Credits: Gianni Menotti Enologo
L’obiettivo primario di un enologo è di riuscire a donare al titolare dell’azienda vitivinicola e, quindi, anche al consumatore finale, il “vino perfetto”, valorizzando e ottimizzando al meglio il frutto degli dei: le uve.
Il vino “perfetto” esiste veramente? Qualcuno ha definito il vino perfetto quello che incontra i favori dei produttori, altri quello dei consumatori.
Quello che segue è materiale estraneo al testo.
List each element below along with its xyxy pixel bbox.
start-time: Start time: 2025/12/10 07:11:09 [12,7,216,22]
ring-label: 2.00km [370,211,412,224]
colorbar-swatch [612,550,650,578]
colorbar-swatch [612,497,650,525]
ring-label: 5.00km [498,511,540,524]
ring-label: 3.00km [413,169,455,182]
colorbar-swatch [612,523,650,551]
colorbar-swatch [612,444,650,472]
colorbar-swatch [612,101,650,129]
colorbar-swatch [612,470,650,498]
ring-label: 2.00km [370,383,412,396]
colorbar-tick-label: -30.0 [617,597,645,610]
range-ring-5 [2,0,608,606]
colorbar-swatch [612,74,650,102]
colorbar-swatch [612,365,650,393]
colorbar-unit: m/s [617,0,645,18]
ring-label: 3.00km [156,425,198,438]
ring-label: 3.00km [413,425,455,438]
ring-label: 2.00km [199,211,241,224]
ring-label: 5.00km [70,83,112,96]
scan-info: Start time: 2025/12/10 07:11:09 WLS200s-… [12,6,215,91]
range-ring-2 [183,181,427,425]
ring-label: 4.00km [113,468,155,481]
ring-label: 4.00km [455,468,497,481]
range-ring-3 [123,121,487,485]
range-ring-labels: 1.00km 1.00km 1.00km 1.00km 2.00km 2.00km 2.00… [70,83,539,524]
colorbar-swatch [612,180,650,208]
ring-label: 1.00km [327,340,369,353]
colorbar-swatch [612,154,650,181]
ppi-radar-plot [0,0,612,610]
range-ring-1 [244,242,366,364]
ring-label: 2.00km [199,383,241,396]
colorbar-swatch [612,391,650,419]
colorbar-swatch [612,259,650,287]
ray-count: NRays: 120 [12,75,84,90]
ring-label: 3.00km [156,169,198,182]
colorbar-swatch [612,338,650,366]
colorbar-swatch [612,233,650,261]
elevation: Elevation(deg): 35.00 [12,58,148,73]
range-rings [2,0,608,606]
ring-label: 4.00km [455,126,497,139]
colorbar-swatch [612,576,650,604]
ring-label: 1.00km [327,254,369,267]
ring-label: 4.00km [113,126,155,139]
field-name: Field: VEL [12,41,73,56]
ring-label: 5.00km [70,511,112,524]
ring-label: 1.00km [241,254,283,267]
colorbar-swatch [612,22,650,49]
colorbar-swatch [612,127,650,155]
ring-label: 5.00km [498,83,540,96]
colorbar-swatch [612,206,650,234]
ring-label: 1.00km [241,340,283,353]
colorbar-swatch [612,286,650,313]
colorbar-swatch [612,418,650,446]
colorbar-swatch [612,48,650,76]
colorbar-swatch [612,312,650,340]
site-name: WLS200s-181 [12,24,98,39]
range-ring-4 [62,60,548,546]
C’è chi, inoltre, sostiene che il vino perfetto è quello privo di difetti, eppure sappiamo che, talvolta, una piccola imperfezione può trasformarsi in un valore aggiunto, un esempio su tutti i vini “brettati”, amati e odiati, allo stesso tempo.
Aggiungendo un nuovo capitolo alla rubrica, che dà voce agli enologi, ci rivolgiamo alla fonte più autorevole per comprendere se il vino perfetto esiste e in che misura.
Chi, meglio di un enologo può conoscere la fatica e le molteplici variabili che riguardano la produzione del vino dalla vigna all’imbottigliamento. Eppure, spesso, i giudizi più spietati sul vino arrivano da chi degusta solo il prodotto finale senza aver assistito all’intero percorso produttivo. Per questo, solo un enologo può, realmente, sapere se esiste il vino perfetto e quando lo stesso può definirsi tale, secondo la sua esperienza.
Credo che “perfetto” sia un’espressione non appropriata per il vino, perché le mille sfaccettature per definirlo organoletticamente siano già troppe per farle coincidere tra tutti coloro che lo degustano. Poi, la perfezione non è di questo mondo. Ma è meglio così soprattutto perché vorremmo sempre raggiungere la perfezione e visto che non esiste saremo sempre a rincorrerla come in una curva asintotica. Questo è stimolante, per noi enologi, poter costantemente cercare la “perfezione”.
C’è un difetto che teme particolarmente?
Senza ombra di dubbio il Brett, insieme all’eccessiva riduzione.
Quali sono le operazioni, o le strategie, che mette in atto per evitare che tale problema possa presentarsi?
Ripongo sempre la massima attenzione nel prevenire questi difetti. Esistono strategie biologiche che partono dall’uva per poi arrivare al vino che consentono di di evitare il Brett. Per la riduzione c’è solo la massima attenzione nei passaggi tecnici durante e dopo la vinificazione. Per quanto riguarda la cura spero sempre di non arrivare al verificarsi del problema perché comunque il risultato enologico non sarebbe mai lo stesso.
Un suo pensiero sui vini “brettati”: difettati a prescindere oppure un’esperienza interessante comunque?
Come già sottolineato precedentemente questo è un problema molto importante, perché il vino Brettato non è quello che vorrei in quanto il difetto è assolutamente distorcente il valore organolettico di quel vino. Qualcuno ne aveva fatto addirittura un pregio che io assolutamente non condivido.